Jasm is thought to derive from or be a variant of slang jism or gism, which the Historical Dictionary of American Slang dates to 1842 and defines as "spirit; energy; spunk." Jism also means semen or sperm, the meaning that predominates today, causing jism to be considered a taboo word. Deepening the nexus among these words is the fact that "spunk" is also a slang term for semen, and that "spunk", like jism/jasm, also means spirit, energy, or courage (for example: "She showed a lot of spunk.") In the 19th and early 20th centuries, however, jism could still be used in polite contexts. Jism, or its variant jizz (which, however, is not attested in the Historical Dictionary of American Slang until 1941), has also been suggested as a direct source for jazz. A direct derivation from jism is phonologically unlikely; jasm itself would be, according to this assumption, the intermediary form. (Wikipedia)

You guys ever play Jazz/Not Jazz? It's a great game. Here's how it works: You say a word or phrase of your choosing, and then you say "Jazz/Not Jazz?" At this point each other player in the game responds by saying either "Jazz" or "Not Jazz", one at a time in gradual succession. There is no discussion. After everyone has provided their considered response, you end the round by repeating your original phrase, followed by either "Jazz" or "Not Jazz", at which point it is now the next player's turn to state their own word or phrase, along with the question, "Jazz/Not Jazz?" Play resumes in this fashion until the game is done. There is no scoring and, again, no discussion.
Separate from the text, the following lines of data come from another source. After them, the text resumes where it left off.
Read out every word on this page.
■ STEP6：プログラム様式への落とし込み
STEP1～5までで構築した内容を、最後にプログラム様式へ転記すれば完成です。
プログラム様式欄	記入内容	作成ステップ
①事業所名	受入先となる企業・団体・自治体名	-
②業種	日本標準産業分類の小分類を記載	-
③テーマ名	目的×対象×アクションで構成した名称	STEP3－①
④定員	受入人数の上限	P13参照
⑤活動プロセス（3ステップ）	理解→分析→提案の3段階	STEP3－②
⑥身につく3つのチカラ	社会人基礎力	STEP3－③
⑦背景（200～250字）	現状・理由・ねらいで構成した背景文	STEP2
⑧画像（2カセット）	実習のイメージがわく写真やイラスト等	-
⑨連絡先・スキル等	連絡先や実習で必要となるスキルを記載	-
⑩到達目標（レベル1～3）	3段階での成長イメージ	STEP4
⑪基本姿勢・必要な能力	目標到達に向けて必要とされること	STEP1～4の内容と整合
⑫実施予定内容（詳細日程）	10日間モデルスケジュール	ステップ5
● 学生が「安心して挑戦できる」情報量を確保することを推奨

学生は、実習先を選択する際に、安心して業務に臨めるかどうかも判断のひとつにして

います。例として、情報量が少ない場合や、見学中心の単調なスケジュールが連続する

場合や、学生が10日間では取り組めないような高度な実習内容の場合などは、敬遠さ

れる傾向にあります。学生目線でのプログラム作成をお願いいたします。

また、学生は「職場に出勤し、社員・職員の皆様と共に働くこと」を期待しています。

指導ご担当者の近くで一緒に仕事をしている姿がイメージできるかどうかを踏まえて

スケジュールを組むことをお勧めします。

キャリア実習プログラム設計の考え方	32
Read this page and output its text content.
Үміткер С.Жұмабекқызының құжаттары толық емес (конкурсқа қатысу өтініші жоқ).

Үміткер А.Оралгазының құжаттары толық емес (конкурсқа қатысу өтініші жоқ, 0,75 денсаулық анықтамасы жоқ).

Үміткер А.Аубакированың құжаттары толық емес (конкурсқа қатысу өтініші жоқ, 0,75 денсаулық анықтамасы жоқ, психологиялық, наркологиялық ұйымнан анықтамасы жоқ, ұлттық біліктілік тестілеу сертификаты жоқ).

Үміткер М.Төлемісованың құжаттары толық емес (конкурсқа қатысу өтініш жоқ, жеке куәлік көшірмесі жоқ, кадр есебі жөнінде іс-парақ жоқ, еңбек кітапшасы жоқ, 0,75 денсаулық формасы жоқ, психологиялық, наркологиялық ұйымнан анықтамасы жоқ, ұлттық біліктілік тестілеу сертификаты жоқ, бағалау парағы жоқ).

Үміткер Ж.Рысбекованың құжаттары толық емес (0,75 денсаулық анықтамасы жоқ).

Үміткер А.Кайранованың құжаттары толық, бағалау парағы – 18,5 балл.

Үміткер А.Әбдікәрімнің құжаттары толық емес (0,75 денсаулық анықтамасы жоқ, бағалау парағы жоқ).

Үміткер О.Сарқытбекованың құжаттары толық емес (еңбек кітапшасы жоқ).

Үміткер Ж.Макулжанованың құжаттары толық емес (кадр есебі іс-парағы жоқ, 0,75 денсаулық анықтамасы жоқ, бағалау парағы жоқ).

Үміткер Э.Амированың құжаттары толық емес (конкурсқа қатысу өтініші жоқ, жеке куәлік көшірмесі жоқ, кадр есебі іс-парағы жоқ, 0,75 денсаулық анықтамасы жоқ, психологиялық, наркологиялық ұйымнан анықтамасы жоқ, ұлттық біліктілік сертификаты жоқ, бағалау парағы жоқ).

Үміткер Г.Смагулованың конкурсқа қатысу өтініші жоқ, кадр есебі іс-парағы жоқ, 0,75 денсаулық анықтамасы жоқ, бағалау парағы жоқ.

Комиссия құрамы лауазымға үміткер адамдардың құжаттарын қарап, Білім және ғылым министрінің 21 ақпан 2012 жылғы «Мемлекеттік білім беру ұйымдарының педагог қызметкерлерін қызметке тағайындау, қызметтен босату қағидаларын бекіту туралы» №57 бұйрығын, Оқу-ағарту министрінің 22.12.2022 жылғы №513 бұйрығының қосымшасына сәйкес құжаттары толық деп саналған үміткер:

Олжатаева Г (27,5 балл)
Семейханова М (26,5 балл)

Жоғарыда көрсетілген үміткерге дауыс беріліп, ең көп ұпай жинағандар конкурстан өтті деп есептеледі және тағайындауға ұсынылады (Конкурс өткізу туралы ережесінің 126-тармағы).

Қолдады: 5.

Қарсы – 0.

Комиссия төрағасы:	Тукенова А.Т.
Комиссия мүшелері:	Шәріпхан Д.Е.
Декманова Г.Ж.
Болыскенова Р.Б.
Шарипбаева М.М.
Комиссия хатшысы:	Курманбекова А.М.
JAZZ sure does have a lot of embarrassing etymology behind it [1A: Wynton Marsalis's genre]! Glad that isn't my chosen genre of study; that'd be pretty embarrassing!

I just noticed that TABOO is actually right there in the Wikipedia article [5A: Party game with words you're not allowed to say]; that's kinda neat. Hey, maybe it's a theme, eh?! Nah, it's not a theme. But it might have been the SEED of one [8A: Watermelon eater's discard]. I thought that was gonna be RIND at first, because don't some people eat the seeds (childhood myths about intestinal watermelon tree growth notwithstanding of course)? I can confirm for a fact that watermelon seed consumption is not fatal to humans, at the very least. And I have never seen anyone eat the rind. All's I'm sayin'.

I don't know why but every time I see AMINO in a puzzle I forget what word goes there even though the clue is always almost identical [6A: ___ acid (protein builder)]. I just see 'acid' and immediately think of 'sulfuric', 'hydrochloric', etc. and forget the really obvious answer. Here we even get that (unnecessary) parenthetical lighting the way, so I've really no excuse.

So as for this puzzle, it's ok I guess. I like that cluster of O's and Z's up there in the NE. I can totally ABIDE that [2D: Tolerate]. I guess you could say it's well-ZONED [3D: Like most urban land]. But that would be a little forced, wouldn't it?

Yeah, you probably wouldn't say that thing I said you could say.